Яковлев-младший — президент всего, что связано с понятием «Коммерсантъ». Невообразимая величина!

Но когда-то и он трудился в «Огоньке». Потом, задумав новое дело, каким-то образом пересекся в 88-м или в 89-м году с моим старшим сыном, вместе они выпустили пробный номер «Коммерсанта». Для моего — этот пробный номер так и остался единственным, первым и последним в его жизни крупным журналистским мероприятием, а для сына Егора Яковлева, тоже Владимира, он был всего лишь удачным началом в головокружительной карьере. Я помню, как еще в те годы, наблюдая за сыном, Егор сказал мне: «Я боюсь за него. Он удачлив, деньги у него просто вываливаются из карманов».

Но, судя по всему, страхи оказались напрасными.

Я набрал номер мобильного телефона Яковлева. Кто-то, кто носит для них телефонные трубки, ответил мне и поинтересовался — кто беспокоит и зачем. Я назвал себя. И напомнил — чтобы не получить отказа, как в случае с Боровиком — о первом, пробном, номере «Коммерсанта». Может, свяжет воедино меня с моим сыном, вспомнит?

Через пять минут раздался ответный телефонный звонок, и Яковлев сказал мне: «Здравствуйте, Владимир Владимирович!»

Я поблагодарил его, сообщил, что у меня есть кое-какие предложения и попросил принять меня.

— А вы не могли бы сказать, в чем дело? — все так же, вежливо, почти с нежностью в голосе, но настойчиво спросил он меня.

— Это не телефонный разговор. Речь идет о проекте нового журнала.

— О, мы никаких новых проектов начинать не предполагаем. Конечно, я могу вас выслушать, но предупреждаю: на девяносто процентов вас ждет отрицательный ответ.

Я согласился на оставленные мне десять процентов.

Понимая бессмысленность поездки, я все-таки отправился на улицу Врубеля, у Сокола, нашел четырехэтажный роскошный особняк, взялся за ручку массивной двери — в виде вытянутой сверкающей бронзовой руки, этакого перла безвкусицы, потянул ее на себя и вошел в холл.

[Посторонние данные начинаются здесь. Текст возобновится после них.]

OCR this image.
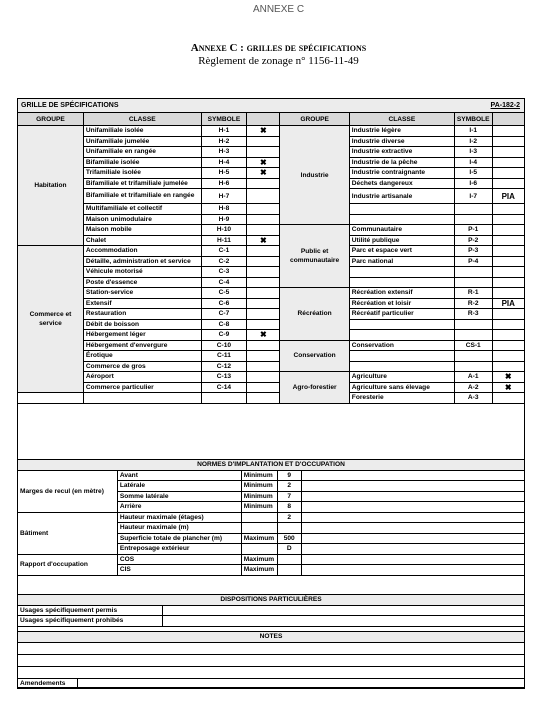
ANNEXE C
Annexe C : grilles de spécifications
Règlement de zonage n° 1156-11-49
GRILLE DE SPÉCIFICATIONS	PA-182-2
GROUPE	CLASSE	SYMBOLE		GROUPE	CLASSE	SYMBOLE	
Habitation	Unifamiliale isolée	H-1	✖	Industrie	Industrie légère	I-1	
	Unifamiliale jumelée	H-2			Industrie diverse	I-2	
	Unifamiliale en rangée	H-3			Industrie extractive	I-3	
	Bifamiliale isolée	H-4	✖		Industrie de la pêche	I-4	
	Trifamiliale isolée	H-5	✖		Industrie contraignante	I-5	
	Bifamiliale et trifamiliale jumelée	H-6			Déchets dangereux	I-6	
	Bifamiliale et trifamiliale en rangée	H-7			Industrie artisanale	I-7	PIA
	Multifamiliale et collectif	H-8					
	Maison unimodulaire	H-9					
	Maison mobile	H-10		Public et communautaire	Communautaire	P-1	
	Chalet	H-11	✖		Utilité publique	P-2	
Commerce et service	Accommodation	C-1			Parc et espace vert	P-3	
	Détaille, administration et service	C-2			Parc national	P-4	
	Véhicule motorisé	C-3					
	Poste d'essence	C-4					
	Station-service	C-5		Récréation	Récréation extensif	R-1	
	Extensif	C-6			Récréation et loisir	R-2	PIA
	Restauration	C-7			Récréatif particulier	R-3	
	Débit de boisson	C-8					
	Hébergement léger	C-9	✖				
	Hébergement d'envergure	C-10		Conservation	Conservation	CS-1	
	Érotique	C-11					
	Commerce de gros	C-12					
	Aéroport	C-13		Agro-forestier	Agriculture	A-1	✖
	Commerce particulier	C-14			Agriculture sans élevage	A-2	✖
					Foresterie	A-3	
NORMES D'IMPLANTATION ET D'OCCUPATION				
Marges de recul (en mètre)	Avant	Minimum	9	
	Latérale	Minimum	2	
	Somme latérale	Minimum	7	
	Arrière	Minimum	8	
Bâtiment	Hauteur maximale (étages)		2	
	Hauteur maximale (m)			
	Superficie totale de plancher (m)	Maximum	500	
	Entreposage extérieur		D	
Rapport d'occupation	COS	Maximum		
	CIS	Maximum		
DISPOSITIONS PARTICULIÈRES	
Usages spécifiquement permis	
Usages spécifiquement prohibés	
NOTES

Amendements	
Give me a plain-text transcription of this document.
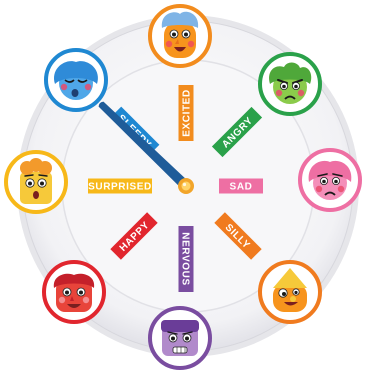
EXCITED	ANGRY
SAD
SILLY
NERVOUS
HAPPY
SURPRISED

Внутри — так же добротно, как и снаружи. Охранники, не менее пяти человек, преградили мне дорогу, четверо навстречу, один остался за компьютером. Долго с удивлением разглядывали меня, не веря, что я пришел к самому Яковлеву. Сверялись с компьютером — все точно, пропуск заказан к «самому». Но что же ты, спросили меня, за сорок пять минут приперся? А что делать? Я не рассчитал. Так трамвай привез. Не на улице же мерзнуть! На дворе зима. Предложил: давайте я тут подожду, посижу где-нибудь. Но у дверей и стула не было. Пришлось одному охраннику подниматься со мною наверх, провожать меня до кабинета Яковлева. Вот тут, кивнул он мне на кожаный диван, сиди и жди.

Я разделся и пошел побродить по коридору. Едва не расшиб лоб о стеклянную дверь, приняв ее за проем в стене. За дверью — компьютер на компьютере. На стенах просторных холлов — полотна абстрактной живописи. Не малых денег стоит! — отметил я. А сидят спокойно, без напряга. Ходят туда-сюда, без спешки. Никаких нервов, бурления, фонтанирования или наших эмоций. Солидно и чуть сонливо. А говорят, что у них потогонная система. Хотел бы я тут работать.

Заглянул в туалет. Очень приятная контора!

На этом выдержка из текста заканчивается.